While it wasn't Obama first negative ad, he forcefully stood his ground and promised that the debate over the next few months will focus on Romney's background.
"This is not a distraction," he said. "This is what this campaign is going to be about."
Obama's admission was in some ways the completion of a metamorphosis that began even during the 2008 campaign, as it became likely that he would be elected. After promising to throw out so-called politics as usual, Obama broke his first promise by rejecting public funding for his campaign because he could raise millions more on his own. He also ran negative ads against his opponent, John McCain, in that race, too.

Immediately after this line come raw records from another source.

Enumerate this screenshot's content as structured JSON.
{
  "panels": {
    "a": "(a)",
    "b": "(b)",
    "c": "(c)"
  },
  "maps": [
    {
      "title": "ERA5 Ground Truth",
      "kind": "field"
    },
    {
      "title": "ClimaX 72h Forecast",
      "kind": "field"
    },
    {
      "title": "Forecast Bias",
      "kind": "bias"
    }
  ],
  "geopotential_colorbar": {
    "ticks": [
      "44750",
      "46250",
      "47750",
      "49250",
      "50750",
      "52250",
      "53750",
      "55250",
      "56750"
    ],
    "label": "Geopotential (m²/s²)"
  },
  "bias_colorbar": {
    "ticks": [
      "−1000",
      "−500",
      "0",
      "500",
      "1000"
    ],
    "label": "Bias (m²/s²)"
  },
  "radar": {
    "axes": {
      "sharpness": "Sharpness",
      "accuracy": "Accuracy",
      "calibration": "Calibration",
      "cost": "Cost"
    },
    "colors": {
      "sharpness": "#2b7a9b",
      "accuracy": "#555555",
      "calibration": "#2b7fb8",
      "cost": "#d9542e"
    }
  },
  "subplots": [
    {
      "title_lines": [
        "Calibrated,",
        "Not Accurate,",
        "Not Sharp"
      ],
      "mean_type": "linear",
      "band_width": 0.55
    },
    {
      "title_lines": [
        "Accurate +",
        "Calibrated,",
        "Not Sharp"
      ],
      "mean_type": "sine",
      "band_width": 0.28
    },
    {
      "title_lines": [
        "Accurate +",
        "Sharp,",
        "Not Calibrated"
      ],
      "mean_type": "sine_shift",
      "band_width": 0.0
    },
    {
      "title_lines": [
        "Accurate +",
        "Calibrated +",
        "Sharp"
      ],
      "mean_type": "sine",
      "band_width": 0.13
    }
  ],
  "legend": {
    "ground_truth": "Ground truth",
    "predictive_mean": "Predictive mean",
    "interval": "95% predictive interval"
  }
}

Later in his presidency, Obama would crusade against a Supreme Court decision that allowed so-called super PACs to raise and spend unlimited amounts of money on election ads. He said the decision would corrupt American politics, but after his rivals took advantage of the system, he abandoned his ideological view and embraced his own super PAC, even sending his cabinet secretaries to fundraisers for it.
"I know for a fact they feel like they had to do that. ... They did not feel that they could stand on principle," said a former administration official who asked not to be named. "He wanted to change politics and get people in Washington to get along better. But that did not happen."